1. Onder ander gebruik zoals bedoeld in Artikel 5 wordt in ieder geval begrepen:

    • a. het gebruik van gronden als standplaats voor kampeermiddelen;
    • b. het gebruik van gronden en bouwwerken ten behoeve van seksactiviteiten;
    • c. het gebruik van gronden voor de opslag van schroot, afbraak en/of bouwmaterialen, anders dan ten behoeve van de uitvoering van toegelaten en/of vergunde bouwactiviteiten en werken en werkzaamheden;
    • d. het gebruik van gronden voor het storten van puin en/of afvalstoffen
    • e. het gebruik van gronden en bouwwerken ten behoeve van de stalling en/of opslag van (aan het oorspronkelijk gebruik onttrokken) voer-, vaar- en/of vliegtuigen;
    • f. het gebruiken van gronden en bouwwerken ten behoeve van het kennelijk ten verkoop stallen en opslaan van bruikbare en niet aan het oorspronkelijk gebruik onttrokken voer-, vaar- en/of vliegtuigen;
    • g. het gebruik van een woning voor meer dan één huishouden;
    • h. het gebruik van vrijstaande bijbehorende bouwwerken voor bewoning.

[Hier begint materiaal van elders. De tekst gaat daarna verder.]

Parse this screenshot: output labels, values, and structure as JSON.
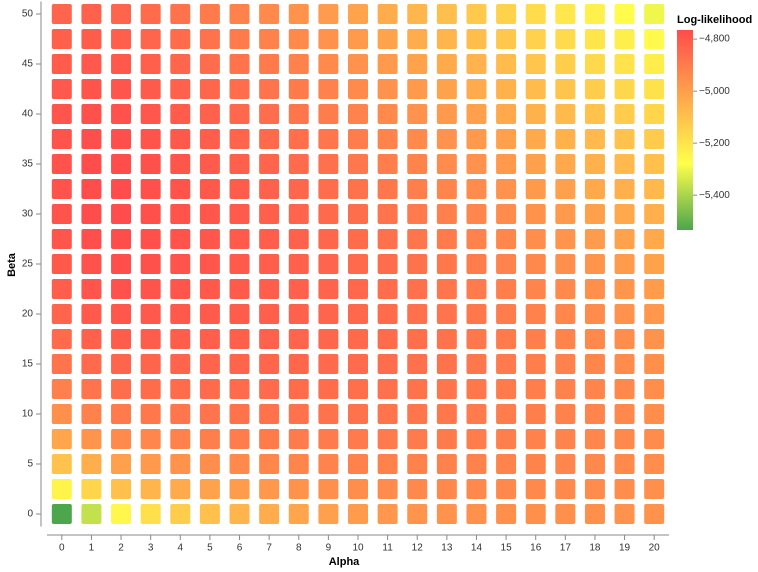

2. Het bepaalde in het eerste lid geldt niet als het genoemde gebruik op grond van het omgevingsplan uitdrukkelijk is toegestaan.

Artikel 7 Beroep- of bedrijf aan huis

  • 1. Onder een beroep of bedrijf wordt verstaan: een in Bijlage 4 genoemd beroep of bedrijf dan wel een naar de aard en invloed op de omgeving daarmee gelijk te stellen beroep of bedrijf door de bewoner en de aan de beroepsuitoefening aan huis gebonden medewerker.
  • 2. Het gebruik van een woning ten behoeve van een beroep of bedrijf aan huis is toegestaan als de bruto-vloeroppervlakte van het beroep- of bedrijf van huis niet meer bedraagt:
    • a. dan 30% van de gezamenlijke oppervlakte van het hoofdgebouw met de bijbehorende bouwwerken op het bouwperceel; en
    • b. niet meer dan 50 m².

Artikel 8 Bed & Breakfastactiviteiten

  • 1. Onder een Bed & Breakfastactiviteit wordt verstaan het bieden van de ten opzichte van het hoofdgebruik ondergeschikte mogelijkheid tot recreatief nachtverblijf en ontbijt aan personen die hun hoofdverblijf elders hebben.
  • 2. Het is verboden om zonder omgevingsvergunning een woning te gebruiken voor een Bed & Breakfastactiviteit.
  • 3. De in het tweede lid genoemde omgevingsvergunning wordt verleend als:
    • a. de bruto-vloeroppervlakte van de van de ruimten die hiervoor worden gebruikt niet meer bedraagt:
      • dan 30% van de gezamenlijke oppervlakte van het hoofdgebouw met bijbehorende bouwwerken; en
      • niet meer dan 50 m²;
    • b. geen onevenredige afbreuk wordt gedaan aan:
      • de woonsituatie;
      • de milieusituatie;
    • c. er wordt voorzien in voldoende parkeergelegenheid op het eigen perceel.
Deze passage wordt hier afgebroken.